To Be Continued: The Complete Warner Bros. Non Album Singles & More

Release Notes
  • Limited edition of 500 copies only!
  • Includes 4-page insert with notes by Grammy-nominated music producer Andy Zax.

The music contained on this LP was created in a unique historical moment -the late 60’s and early 70’s-when the lines that had long divided “serious” from “popular” music had begun to dissolve. In its ambition and eclecticism, the Neon Philharmonic’s work compares favorably to that of such contemporaries as Burt Bacharach, Jimmy Webb, and The Beatles -all of whom viewed pop song forms as vehicles for more than two-and-a-half minutes of verse/chorus/verse.

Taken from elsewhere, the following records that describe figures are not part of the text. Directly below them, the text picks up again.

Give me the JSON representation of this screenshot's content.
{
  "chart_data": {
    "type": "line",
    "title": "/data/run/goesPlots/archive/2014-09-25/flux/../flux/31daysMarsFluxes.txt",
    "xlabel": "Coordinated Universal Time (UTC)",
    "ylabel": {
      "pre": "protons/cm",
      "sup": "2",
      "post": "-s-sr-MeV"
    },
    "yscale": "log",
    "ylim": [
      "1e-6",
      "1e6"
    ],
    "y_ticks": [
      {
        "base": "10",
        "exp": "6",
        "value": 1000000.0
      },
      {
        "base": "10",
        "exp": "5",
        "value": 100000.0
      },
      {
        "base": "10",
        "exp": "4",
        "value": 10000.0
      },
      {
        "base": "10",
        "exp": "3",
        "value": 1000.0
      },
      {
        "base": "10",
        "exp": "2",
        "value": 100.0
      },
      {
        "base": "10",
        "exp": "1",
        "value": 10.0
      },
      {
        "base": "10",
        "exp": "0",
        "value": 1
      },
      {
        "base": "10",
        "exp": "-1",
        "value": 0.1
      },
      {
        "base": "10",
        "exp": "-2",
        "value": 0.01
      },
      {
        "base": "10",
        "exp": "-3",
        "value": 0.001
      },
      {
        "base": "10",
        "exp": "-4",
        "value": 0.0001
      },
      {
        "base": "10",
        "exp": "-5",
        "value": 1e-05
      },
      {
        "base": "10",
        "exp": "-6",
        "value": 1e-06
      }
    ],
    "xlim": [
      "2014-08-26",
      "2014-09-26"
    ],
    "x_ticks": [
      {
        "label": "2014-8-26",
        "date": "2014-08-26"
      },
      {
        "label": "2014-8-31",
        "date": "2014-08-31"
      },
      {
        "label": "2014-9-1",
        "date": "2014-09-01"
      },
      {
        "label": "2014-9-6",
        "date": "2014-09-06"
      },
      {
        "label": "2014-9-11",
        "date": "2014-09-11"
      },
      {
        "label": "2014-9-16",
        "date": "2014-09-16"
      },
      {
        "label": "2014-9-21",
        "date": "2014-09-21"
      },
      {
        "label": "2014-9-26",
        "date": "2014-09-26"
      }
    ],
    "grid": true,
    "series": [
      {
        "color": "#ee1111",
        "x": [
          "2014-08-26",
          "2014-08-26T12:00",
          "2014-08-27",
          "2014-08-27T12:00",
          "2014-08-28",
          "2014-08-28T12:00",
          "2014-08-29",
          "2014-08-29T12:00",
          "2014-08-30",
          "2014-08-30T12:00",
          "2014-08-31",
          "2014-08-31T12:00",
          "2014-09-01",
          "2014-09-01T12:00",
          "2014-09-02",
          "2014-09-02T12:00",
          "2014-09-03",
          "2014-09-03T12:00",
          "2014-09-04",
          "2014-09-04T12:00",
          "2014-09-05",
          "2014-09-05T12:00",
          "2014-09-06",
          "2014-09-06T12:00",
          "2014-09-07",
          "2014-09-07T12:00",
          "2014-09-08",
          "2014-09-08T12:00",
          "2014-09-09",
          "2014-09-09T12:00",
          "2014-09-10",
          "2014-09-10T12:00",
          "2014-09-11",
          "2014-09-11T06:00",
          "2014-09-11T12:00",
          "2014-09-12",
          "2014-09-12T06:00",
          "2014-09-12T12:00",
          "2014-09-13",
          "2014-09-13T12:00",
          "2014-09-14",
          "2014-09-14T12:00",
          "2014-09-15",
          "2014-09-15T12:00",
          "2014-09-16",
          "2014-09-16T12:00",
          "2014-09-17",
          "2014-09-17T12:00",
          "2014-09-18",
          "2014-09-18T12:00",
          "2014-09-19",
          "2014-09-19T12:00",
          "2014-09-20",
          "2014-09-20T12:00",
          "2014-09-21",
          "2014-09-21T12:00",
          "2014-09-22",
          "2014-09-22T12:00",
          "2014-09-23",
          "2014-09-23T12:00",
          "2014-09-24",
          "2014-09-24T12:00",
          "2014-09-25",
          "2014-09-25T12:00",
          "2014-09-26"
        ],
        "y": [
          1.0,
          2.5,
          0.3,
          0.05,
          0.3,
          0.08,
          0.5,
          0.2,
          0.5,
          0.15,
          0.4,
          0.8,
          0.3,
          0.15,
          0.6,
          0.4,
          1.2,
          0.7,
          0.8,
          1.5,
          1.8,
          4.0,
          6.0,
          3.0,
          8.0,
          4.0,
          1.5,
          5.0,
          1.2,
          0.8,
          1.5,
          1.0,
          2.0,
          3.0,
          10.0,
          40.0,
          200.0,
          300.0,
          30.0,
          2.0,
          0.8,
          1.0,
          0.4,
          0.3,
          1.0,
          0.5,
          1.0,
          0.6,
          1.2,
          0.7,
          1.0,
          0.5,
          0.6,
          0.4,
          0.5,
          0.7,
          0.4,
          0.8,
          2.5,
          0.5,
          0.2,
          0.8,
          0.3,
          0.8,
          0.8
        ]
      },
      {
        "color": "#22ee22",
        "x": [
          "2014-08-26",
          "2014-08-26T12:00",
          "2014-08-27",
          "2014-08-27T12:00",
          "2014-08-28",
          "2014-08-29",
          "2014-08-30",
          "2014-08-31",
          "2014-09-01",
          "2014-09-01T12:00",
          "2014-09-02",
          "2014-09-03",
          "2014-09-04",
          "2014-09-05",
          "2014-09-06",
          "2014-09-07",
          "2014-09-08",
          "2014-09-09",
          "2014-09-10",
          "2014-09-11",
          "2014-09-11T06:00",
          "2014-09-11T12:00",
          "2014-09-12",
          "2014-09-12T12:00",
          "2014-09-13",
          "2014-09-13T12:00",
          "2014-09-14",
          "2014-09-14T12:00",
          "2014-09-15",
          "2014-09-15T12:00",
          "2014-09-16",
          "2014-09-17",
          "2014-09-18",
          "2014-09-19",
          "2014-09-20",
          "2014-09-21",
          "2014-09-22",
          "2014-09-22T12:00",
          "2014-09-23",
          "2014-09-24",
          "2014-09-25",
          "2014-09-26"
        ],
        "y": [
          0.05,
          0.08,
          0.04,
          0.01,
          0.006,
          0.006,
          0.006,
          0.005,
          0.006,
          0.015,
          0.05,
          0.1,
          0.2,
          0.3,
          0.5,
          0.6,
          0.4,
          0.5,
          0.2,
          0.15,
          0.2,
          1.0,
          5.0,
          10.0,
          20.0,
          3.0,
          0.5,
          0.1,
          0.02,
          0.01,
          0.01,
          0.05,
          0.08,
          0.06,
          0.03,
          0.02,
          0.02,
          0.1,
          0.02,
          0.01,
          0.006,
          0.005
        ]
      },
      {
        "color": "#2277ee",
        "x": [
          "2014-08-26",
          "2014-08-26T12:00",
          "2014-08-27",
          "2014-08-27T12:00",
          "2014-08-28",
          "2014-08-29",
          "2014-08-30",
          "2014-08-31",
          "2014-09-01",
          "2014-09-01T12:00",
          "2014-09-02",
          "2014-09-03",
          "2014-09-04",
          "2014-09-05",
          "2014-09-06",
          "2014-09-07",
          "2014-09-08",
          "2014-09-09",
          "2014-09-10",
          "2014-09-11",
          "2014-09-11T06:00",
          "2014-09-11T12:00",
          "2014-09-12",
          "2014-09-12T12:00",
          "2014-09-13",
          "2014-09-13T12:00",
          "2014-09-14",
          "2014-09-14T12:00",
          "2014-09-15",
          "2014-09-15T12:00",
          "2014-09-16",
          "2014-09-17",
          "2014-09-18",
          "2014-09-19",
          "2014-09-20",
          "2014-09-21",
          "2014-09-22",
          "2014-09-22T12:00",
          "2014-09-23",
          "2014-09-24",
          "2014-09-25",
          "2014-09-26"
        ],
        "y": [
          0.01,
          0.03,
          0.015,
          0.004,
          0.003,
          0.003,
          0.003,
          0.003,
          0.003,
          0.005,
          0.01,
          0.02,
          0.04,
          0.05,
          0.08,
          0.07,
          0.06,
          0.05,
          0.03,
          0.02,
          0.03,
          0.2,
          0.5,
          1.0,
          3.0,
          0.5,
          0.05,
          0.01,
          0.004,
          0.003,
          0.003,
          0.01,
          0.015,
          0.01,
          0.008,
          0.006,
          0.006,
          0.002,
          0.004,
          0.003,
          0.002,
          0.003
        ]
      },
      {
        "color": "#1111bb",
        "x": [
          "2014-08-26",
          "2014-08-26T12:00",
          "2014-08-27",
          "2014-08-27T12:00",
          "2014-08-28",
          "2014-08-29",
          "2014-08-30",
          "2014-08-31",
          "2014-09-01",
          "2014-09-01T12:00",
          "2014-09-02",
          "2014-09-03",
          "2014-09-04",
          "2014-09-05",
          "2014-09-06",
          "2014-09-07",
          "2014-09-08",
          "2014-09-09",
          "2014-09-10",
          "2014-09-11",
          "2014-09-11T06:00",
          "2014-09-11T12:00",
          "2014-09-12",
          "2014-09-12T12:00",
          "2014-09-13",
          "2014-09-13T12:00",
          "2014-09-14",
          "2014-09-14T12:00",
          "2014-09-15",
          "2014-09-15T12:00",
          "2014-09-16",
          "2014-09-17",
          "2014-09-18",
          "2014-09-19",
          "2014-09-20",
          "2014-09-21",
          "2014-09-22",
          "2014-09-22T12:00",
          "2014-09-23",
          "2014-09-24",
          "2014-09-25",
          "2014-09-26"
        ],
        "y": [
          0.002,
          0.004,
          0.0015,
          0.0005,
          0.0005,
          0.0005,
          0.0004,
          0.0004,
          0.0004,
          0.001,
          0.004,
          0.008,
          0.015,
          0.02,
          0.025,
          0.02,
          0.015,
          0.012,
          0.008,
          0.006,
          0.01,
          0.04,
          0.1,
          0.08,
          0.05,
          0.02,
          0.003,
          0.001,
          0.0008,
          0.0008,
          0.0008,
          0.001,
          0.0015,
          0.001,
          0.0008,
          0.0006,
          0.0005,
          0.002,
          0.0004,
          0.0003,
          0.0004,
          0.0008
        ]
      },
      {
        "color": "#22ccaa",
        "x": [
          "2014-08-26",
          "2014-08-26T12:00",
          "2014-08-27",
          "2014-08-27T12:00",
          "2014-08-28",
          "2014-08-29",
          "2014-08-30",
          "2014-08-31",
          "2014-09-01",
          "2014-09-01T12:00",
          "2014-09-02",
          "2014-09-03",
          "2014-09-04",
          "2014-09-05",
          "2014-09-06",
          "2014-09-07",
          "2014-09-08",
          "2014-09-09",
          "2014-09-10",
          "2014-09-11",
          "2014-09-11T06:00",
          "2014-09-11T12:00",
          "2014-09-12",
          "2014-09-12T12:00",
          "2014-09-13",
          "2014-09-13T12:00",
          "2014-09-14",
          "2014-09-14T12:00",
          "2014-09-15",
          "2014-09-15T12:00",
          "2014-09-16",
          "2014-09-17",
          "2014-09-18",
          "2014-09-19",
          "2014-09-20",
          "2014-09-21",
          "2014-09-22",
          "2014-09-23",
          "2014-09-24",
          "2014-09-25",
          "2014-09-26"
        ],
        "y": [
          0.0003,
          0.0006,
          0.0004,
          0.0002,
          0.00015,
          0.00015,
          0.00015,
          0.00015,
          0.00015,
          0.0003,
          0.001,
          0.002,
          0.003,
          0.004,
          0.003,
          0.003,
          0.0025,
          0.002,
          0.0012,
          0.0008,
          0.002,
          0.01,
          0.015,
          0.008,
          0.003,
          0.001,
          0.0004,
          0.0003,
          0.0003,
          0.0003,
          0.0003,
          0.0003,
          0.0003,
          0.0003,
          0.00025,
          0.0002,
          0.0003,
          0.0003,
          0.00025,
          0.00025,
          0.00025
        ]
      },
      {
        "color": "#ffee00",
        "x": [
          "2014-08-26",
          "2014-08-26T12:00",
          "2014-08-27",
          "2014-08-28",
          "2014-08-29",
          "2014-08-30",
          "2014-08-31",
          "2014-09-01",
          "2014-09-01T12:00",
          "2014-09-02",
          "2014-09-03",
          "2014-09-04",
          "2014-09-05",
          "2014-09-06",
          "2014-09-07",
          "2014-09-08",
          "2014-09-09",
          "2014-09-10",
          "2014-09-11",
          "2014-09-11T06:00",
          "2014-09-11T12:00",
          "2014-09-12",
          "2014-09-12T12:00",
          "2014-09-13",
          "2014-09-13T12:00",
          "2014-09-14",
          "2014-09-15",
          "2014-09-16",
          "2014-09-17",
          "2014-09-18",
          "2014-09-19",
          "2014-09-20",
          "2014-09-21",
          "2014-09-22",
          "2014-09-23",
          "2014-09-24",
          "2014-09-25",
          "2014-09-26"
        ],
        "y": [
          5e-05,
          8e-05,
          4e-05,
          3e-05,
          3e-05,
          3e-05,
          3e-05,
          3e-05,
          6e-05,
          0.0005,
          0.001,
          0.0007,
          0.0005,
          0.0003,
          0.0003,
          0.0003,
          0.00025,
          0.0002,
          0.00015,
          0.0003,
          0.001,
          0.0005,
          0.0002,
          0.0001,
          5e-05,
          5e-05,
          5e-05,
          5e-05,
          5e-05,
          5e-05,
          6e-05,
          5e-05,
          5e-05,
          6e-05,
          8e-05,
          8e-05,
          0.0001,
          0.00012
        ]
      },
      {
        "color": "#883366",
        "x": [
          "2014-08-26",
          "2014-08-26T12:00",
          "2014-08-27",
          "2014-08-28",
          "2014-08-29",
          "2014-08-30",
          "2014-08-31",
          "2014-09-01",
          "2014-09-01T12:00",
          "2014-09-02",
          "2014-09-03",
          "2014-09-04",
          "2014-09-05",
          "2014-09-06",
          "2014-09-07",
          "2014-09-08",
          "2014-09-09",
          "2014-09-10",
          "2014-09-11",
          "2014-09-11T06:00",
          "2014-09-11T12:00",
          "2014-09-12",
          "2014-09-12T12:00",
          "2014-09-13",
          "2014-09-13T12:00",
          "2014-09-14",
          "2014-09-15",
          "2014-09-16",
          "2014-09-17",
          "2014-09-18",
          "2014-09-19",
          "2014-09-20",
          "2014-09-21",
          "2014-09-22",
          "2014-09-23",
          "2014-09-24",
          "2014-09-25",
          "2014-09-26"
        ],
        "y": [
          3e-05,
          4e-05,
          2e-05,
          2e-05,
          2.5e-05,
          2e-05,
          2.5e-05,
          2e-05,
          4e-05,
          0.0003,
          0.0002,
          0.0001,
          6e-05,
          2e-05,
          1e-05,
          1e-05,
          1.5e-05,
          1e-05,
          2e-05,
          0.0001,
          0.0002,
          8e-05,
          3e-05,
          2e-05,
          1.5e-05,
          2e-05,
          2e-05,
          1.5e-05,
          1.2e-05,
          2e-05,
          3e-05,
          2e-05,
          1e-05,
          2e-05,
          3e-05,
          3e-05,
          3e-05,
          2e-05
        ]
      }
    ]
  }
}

Not a group so much as a project, the Neon Philharmonic compromised vocalist Don Gant and Tupper Saussy, a decidedly unconventional songwriter/arranger/keyboardist who was the duo’s guiding creative force. Signed to Warner Bros. Records, their debut single “Morning Girl” quickly climbed to No. 17 on the Billboard chart in April 1969 and was nominated for two Grammy Awards. By year’s end the duo had released two more singles and two LP’s, The Moth Confesses and The Neon Philharmonic, recorded at the Acuff-Rose studios in Nashville and featuring a host of top-flight session players (Norbert Putnam, Jerry Kerrigan, Kenneth Buttrey, Chip Young…).

The Neon Philharmonic recorded the material collected on this album during an extended period of studio activity in 1970-71. The thirteen songs assembled here on To Be Continued—five A-sides, five B-sides, and three songs unissued at the time—comprise a third Neon Philharmonic album quite different from its predecessors, largely because it was never envisioned as an album at all. After waiting for another “Morning Girl” for more than two years (only “Heighdy-Ho Princess” grazed the outer limits of the Billboard Hot 100 for two weeks in 1970), Warner Bros. gave up and dropped the group in mid-1971, leaving this period of The Neon Philharmonic’s work unknown and unavailable to all but the most dogged collectors of promo 45s for the next several decades. Now all those songs are available once again on vinyl, for the first time in 50 years!